Most of the guides I've found say to cast the IPrincipal object to your object. I get an invalid cast exception every time though. What am I doing wrong?
MyUserData
public class MyUserData
{
public long UserId { get; set; }
public string Username { get; set; }
public bool IsSuperUser { get; set; }
public string UnitCode { get; set; }
public string EmailAddress { get; set; }
public List<string> Roles { get; set; }
// Serialize
public override string ToString()
{
JavaScriptSerializer serializer = new JavaScriptSerializer();
string result = serializer.Serialize(this);
return result;
}
// Deserialize
public static MyUserData FromString(string text)
{
JavaScriptSerializer serializer = new JavaScriptSerializer();
return serializer.Deserialize<MyUserData>(text);
}
}
CustomPlatformPrincipal
public class MyCustomPrincipal : IPrincipal
{
public MyUserData MyUserData { get; set; }
public IIdentity Identity { get; private set; }
public MyCustomPrincipal(MyUserData myUserData)
{
MyUserData = myUserData;
Identity = new GenericIdentity(myUserData.Username);
}
public bool IsInRole(string role)
{
return MyUserData.Roles.Contains(role);
}
}
Global.asax.cs
protected void Application_AuthenticateRequest(Object sender, EventArgs e)
{
HttpCookie authCookie = Context.Request.Cookies[FormsAuthentication.FormsCookieName];
if (authCookie == null || authCookie.Value == "")
{
return;
}
FormsAuthenticationTicket authTicket;
try
{
authTicket = FormsAuthentication.Decrypt(authCookie.Value);
}
catch
{
return;
}
if (Context.User != null)
{
// the from string deserializes the data
MyUserData myUserData = MyUserData.FromString(authTicket.UserData);
Context.User = new MyCustomPrincipal(myUserData);
}
}
My Page
var myUserData = ((MyCustomPrincipal)(HttpContext.Current.User)).MyUserData;
// invalid cast exception (can't cast IPrincipal to MyCustomPrincipal)

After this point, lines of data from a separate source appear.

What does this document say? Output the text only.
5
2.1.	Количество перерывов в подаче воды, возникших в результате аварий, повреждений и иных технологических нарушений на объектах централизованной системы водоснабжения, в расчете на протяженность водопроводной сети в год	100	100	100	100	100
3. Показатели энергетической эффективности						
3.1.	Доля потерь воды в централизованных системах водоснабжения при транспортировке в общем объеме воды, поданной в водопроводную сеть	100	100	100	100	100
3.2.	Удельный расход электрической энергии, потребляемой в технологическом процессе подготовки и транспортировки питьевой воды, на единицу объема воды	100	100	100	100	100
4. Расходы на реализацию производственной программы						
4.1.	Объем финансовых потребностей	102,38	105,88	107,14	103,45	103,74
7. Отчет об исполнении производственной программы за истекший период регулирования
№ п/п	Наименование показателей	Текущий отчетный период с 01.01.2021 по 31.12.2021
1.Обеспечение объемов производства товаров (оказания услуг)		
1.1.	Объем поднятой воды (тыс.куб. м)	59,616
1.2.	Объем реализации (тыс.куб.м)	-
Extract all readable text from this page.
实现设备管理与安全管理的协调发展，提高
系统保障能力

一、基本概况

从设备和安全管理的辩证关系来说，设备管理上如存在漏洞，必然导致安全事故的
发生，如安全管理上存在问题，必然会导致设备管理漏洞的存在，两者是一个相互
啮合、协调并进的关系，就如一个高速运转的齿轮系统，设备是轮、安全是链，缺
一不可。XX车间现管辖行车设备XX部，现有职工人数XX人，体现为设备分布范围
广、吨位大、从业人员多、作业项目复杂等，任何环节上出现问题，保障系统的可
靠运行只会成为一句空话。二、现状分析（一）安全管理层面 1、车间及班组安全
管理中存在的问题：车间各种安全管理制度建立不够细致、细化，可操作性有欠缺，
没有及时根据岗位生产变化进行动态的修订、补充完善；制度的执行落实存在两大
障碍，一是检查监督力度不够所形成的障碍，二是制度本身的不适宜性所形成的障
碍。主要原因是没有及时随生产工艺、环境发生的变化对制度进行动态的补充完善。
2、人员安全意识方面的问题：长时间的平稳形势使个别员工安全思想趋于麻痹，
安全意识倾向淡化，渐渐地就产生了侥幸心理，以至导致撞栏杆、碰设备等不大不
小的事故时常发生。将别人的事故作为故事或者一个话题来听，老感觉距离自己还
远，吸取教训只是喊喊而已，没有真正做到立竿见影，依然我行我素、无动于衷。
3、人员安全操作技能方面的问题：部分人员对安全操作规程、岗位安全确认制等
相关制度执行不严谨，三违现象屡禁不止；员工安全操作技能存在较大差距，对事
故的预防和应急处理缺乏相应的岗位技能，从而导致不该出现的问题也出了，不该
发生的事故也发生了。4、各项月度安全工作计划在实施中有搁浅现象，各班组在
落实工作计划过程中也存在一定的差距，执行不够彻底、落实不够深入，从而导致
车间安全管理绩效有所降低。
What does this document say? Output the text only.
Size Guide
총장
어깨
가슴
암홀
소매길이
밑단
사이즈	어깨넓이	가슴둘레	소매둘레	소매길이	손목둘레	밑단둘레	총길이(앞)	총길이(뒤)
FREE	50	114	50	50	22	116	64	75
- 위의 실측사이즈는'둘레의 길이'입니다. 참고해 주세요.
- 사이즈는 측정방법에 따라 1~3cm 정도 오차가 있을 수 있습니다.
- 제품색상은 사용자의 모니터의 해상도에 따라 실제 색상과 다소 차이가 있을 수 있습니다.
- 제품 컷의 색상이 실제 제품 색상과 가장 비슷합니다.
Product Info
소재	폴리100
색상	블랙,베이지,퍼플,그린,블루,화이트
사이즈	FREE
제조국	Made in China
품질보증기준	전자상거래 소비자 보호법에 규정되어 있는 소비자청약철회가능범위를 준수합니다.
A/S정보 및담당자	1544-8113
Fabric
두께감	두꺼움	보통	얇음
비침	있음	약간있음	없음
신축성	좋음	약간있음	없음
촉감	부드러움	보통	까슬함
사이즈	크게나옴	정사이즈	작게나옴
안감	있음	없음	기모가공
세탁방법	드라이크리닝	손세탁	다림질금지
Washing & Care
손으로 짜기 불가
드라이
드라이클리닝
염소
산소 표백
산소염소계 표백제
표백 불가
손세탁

Article I was following: http://primaryobjects.com/CMS/Article147.aspx
So it seems the only way I could get my data is to decrypt the auth cookie, then deserialize the authCookie's userData string.
Any suggestions?
Update
Tried following the suggestions on this SO question: Implementing a Custom Identity and IPrincipal in MVC
Code is below, but it didn't work.
[Serializable]
public class MyCustomPrincipal : IPrincipal, ISerializable
{
public CustomUserData CustomUserData { get; set; }
public IIdentity Identity { get; private set; }
//public MyCustomPrincipal (IIdentity identity) { Identity = identity; }
public MyCustomPrincipal(CustomUserData customUserData)
{
CustomUserData = customUserData;
Identity = new GenericIdentity(customUserData.Username);
}
public bool IsInRole(string role)
{
return PlatformUserData.Roles.Contains(role);
}
public void GetObjectData(SerializationInfo info, StreamingContext context)
{
if (context.State == StreamingContextStates.CrossAppDomain)
{
MyCustomPrincipal principal = new MyCustomPrincipal (this.CustomUserData );
info.SetType(principal.GetType());
System.Reflection.MemberInfo[] serializableMembers;
object[] serializableValues;
serializableMembers = FormatterServices.GetSerializableMembers(principal.GetType());
serializableValues = FormatterServices.GetObjectData(principal, serializableMembers);
for (int i = 0; i < serializableMembers.Length; i++)
{
info.AddValue(serializableMembers[i].Name, serializableValues[i]);
}
}
else
{
throw new InvalidOperationException("Serialization not supported");
}
}
}
Did you run in the debug mode? You can put break point on HttpContext.Current.User, you will see what type the user was at that moment.
And from your Application_AuthenticateRequest method, there is no guarantee that the User will be your expected type. There are many exit points before reaching your custom type setup.
Even this code: Context.User != null. It was wrong with your expectation. I have not gone through the detail of the Context.User, however, in term of your context, you were expecting the Context.User was your custom user. So the valid check should be:
var custom = Context.Current as MyCustomPrinciple;
if(custom == null)
{
// Your construct code here.
}
My strongly suggestion is: you need to go in debug mode, to see exactly what was going on.